I am also concerned, when I buy my lemons, at how far they have actually travelled to get here, and at how large and  unpalatable that carbon footprint actually is. If you can't grow it, then it seems unfair (or just plain downright silly) to have it flown halfway round the world just for you. This, after all, is my manifesto - DIY - do it yourself : Grow your own food (when you can't forage for it), make your own clothes, build your own nest...

And so, in praise of simplicity, and in praise of the Ratso Rizzos of this world (and the midnight cowboys who eventually dump their stetsons and spurs in the bin for a t-shirt and shorts), a lemon tree at the beginning of what hopefully will turn out to be a long, fruitful, and healthy life...





























It took me the best part of 40 years to finally take one of those lemon seeds, remove its slippery armour casing and stick it in a small pot of soil. Now, I am a changed man. Now, I look at all my fruit and veg. (and fellow man) in a different light...

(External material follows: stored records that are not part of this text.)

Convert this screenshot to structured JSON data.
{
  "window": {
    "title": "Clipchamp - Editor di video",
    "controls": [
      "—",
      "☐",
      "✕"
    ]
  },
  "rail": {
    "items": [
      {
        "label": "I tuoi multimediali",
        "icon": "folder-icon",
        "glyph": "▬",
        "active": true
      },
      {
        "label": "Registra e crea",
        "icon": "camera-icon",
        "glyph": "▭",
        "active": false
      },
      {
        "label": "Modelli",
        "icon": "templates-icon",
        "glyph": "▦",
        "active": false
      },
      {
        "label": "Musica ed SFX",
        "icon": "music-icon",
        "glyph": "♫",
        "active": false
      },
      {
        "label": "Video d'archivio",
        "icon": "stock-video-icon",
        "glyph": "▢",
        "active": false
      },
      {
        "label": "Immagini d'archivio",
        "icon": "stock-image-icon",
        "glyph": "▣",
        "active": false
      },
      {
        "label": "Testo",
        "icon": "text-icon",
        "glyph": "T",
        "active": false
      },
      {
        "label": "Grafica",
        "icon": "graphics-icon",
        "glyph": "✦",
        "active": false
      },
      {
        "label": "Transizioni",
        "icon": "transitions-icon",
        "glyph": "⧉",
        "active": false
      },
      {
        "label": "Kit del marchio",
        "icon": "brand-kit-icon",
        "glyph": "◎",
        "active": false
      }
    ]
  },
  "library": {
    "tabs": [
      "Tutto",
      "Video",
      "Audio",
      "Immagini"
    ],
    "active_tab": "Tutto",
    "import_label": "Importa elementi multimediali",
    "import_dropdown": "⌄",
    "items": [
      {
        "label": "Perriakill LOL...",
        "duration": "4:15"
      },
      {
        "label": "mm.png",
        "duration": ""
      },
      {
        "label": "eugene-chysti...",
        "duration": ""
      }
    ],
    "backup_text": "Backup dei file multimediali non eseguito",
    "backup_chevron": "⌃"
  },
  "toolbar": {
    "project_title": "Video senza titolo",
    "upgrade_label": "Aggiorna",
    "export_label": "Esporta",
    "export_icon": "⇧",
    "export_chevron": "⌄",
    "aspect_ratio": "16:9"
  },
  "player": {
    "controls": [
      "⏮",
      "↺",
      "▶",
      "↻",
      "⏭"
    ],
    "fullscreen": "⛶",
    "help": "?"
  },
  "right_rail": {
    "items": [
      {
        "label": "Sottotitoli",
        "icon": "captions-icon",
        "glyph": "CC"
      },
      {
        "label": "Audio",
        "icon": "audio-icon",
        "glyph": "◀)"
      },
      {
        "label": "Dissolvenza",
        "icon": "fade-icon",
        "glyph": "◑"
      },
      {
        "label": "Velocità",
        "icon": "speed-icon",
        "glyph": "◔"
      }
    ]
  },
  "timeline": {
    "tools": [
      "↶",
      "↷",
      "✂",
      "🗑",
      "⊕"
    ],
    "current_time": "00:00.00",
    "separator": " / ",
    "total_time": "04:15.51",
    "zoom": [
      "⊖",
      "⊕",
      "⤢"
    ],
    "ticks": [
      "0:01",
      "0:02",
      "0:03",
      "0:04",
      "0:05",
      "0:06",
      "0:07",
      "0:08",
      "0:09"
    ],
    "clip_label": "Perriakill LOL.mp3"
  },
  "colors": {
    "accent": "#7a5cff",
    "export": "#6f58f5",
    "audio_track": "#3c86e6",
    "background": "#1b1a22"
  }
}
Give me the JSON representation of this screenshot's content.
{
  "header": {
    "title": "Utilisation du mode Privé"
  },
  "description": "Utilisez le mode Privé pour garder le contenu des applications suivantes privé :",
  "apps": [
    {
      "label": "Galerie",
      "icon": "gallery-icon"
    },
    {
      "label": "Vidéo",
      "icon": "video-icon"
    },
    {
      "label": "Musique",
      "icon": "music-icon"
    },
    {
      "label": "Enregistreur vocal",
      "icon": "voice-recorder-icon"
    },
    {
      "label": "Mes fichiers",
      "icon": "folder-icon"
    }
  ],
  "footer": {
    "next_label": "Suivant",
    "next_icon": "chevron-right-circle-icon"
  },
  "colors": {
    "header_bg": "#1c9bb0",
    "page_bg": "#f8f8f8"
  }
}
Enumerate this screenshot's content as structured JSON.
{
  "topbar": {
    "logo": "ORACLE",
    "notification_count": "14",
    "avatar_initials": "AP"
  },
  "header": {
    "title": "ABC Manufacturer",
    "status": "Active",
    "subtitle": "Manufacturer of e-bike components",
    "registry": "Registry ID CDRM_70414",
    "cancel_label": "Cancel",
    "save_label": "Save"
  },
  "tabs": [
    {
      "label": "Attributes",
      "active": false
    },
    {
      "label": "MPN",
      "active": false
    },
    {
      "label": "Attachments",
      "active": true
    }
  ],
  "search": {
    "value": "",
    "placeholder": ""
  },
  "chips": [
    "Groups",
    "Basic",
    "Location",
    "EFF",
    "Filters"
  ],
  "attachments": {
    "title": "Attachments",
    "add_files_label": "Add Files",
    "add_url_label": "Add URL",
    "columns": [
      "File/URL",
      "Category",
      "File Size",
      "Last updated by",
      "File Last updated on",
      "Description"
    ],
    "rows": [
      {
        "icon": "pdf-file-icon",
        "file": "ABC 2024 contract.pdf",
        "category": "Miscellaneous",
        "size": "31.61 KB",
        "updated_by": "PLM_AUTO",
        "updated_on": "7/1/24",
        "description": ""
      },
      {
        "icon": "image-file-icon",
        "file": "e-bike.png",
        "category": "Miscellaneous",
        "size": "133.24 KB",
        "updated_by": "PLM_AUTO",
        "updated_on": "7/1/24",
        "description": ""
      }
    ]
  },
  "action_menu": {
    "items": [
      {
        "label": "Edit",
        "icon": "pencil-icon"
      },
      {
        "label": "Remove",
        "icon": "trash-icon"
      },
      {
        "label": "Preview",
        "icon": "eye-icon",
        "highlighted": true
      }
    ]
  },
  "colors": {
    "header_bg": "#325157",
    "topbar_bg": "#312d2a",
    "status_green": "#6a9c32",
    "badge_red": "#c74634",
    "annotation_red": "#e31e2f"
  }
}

Natal Philopatry among Solitary Mammals

Half an Hour From Heaven: Monday Morning at the Moor's End


In chaos there is opportunity. Paul Klee


The other morning on my way out on the bike I got a puncture within the first ten minutes and missed my train to Barrhead from Pollokshaws West. Instead of panicking which I am apt to do, I composed myself, got my map out, and decided to head over to Muirend a few miles away on the Neilston line. Not only had I never been to Muirend train station but there were several wide avenues along the way through Newlands that I had never cycled (or walked) through either. And these were some avenues! (Notably, the wonderfully car-empty Langside Drive with its sandstone villas). New lands indeed!

In a world where we have become inured to best laid plans and organization, it is sometimes refreshing to be jolted out of your comfort zone. In the east, they say that the obstacle is the path. And to be sure, there is nothing more satisfying than encountering an obstacle and surmounting it, whether that obstacle is simply a puncture or a missed train. Or getting lost.

I also realized in getting the train from Muirend to Neilston (four stops away) that the relatively citified Muirenders are a mere thirty minutes from paradise (15 minutes on the train and another fifteen au velo onto and along the Old Kirkton Road). I wondered, as I travelled the train and gazed out at the spectacular scenery, if they knew that...



Judging from the empty bike-rack, not many cyclists in Muirend. But what a lovely station chalet!




The last section between Patterton and Neilston reveals the full extent of the Glasgow strath to the north. This is the idea: get the train uphill and cycle back down...


Meanwhile, to the south, we have the knobbly outlines of Duncarnock Mount... and many others.



























Heaven. (At the junction of the Old Kirkton Road and the Barrhead Road).